In both Microsoft VC2005 and g++ compilers, the following results in an error:
On win32 VC2005: sizeof(wchar_t) is 2
wchar_t *foo = 0;
static_cast<unsigned short *>(foo);
Results in
error C2440: 'static_cast' : cannot convert from 'wchar_t *' to 'unsigned short *' ...
On Mac OS X or Linux g++: sizeof(wchar_t) is 4
wchar_t *foo = 0;
static_cast<unsigned int *>(foo);
Results in
error: invalid static_cast from type 'wchar_t*' to type 'unsigned int*'
Of course, I can always use reinterpret_cast. However, I would like to understand why it is deemed illegal by the compiler to static_cast to the appropriate integer type. I'm sure there is a good reason...
You cannot cast between unrelated pointer types. The size of the type pointed to is irrelevant. Consider the case where the types have different alignment requirements, allowing a cast like this could generate illegal code on some processesors. It is also possible for pointers to different types to have differrent sizes. This could result in the pointer you obtain being invalid and or pointing at an entirely different location. Reinterpret_cast is one of the escape hatches you hacve if you know for your program compiler arch and os you can get away with it.
As with char, the signedness of wchar_t is not defined by the standard. Put this together with the possibility of non-2's complement integers, and for for a wchar_t value c,
*reinterpret_cast<unsigned short *>(&c)
may not equal:
static_cast<unsigned short>(c)
In the second case, on implementations where wchar_t is a sign+magnitude or 1's complement type, any negative value of c is converted to unsigned using modulo 2^N, which changes the bits. In the former case the bit pattern is picked up and used as-is (if it works at all).
Now, if the results are different, then there's no realistic way for the implementation to provide a static_cast between the pointer types. What could it do, set a flag on the unsigned short* pointer, saying "by the way, when you load from this, you have to also do a sign conversion", and then check this flag on all unsigned short loads?
That's why it's not, in general, safe to cast between pointers to distinct integer types, and I believe this unsafety is why there is no conversion via static_cast between them.
If the type you're casting to happens to be the so-called "underlying type" of wchar_t, then the resulting code would almost certainly be OK for the implementation, but would not be portable. So the standard doesn't offer a special case allowing you a static_cast just for that type, presumably because it would conceal errors in portable code.

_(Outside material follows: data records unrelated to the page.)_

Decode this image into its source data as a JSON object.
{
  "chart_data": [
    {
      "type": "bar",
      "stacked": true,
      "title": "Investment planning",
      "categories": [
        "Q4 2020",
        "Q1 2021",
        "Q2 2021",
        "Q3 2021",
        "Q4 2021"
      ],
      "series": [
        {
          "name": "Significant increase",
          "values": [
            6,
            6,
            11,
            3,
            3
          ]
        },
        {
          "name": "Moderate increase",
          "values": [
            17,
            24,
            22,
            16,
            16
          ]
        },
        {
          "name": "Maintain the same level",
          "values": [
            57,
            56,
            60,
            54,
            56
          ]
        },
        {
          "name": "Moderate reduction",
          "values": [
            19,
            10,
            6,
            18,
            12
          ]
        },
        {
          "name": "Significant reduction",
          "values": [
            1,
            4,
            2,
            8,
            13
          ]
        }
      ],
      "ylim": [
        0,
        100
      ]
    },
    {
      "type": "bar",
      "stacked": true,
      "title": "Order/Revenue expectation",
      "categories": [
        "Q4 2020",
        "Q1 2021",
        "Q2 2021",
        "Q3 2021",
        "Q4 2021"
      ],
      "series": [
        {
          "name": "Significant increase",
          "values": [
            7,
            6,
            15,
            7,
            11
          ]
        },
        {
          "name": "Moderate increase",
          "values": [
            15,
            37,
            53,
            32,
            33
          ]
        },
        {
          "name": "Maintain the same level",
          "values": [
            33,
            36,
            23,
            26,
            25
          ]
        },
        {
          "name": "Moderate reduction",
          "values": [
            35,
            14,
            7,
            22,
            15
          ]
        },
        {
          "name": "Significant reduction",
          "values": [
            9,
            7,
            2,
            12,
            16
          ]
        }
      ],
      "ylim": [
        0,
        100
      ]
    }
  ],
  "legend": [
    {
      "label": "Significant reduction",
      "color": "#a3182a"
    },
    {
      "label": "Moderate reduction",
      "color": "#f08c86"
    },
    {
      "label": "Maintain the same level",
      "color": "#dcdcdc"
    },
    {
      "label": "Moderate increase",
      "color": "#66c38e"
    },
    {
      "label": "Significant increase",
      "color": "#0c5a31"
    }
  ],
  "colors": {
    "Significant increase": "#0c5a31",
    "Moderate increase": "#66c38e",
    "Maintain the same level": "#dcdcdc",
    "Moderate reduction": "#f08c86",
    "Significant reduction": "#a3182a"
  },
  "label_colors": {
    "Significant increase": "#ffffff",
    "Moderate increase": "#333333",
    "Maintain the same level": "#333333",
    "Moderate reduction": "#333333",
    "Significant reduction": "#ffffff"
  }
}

If you know reinterpret_cast is safe, then you can just use it. Admittedly, it would be nice to have a straightforward way of asserting at compile time that it is safe, but as far as the standard is concerned you should design around it, since the implementation is not required even to dereference a reinterpret_casted pointer without crashing.
By spec using of static_cast restricted by narrowable types, eg: std::ostream& to std::ofstream&. In fact wchar_t is just extension but widely used.
Your case (if you really need it) should be fixed by reinterpret_cast
By the way MSVC++ has an option - either treat wchar_t as macro (short) or as stand-alone datatype.
Pointers are not magic "no limitations, anything goes" tools.
They are, by the language specification actually very constrained. They do not allow you to bypass the type system or the rest of the C++ language, which is what you're trying to do.
You are trying to tell the compiler to "pretend that the wchar_t you stored at this address earlier is actually an int. Now read it."
That does not make sense. The object stored at that address is a wchar_t, and nothing else. You are working in a statically typed language, which means that every object has one, and juts one, type.
If you're willing to wander into implementation-defined behavior-land, you can use a reinterpret_cast to tell the compiler to just pretend it's ok, and interpret the result as it sees fit. But then the result is not specified by the standard, but by the implementation.
Without that cast, the operation is meaningless. A wchar_t is not an int or a short.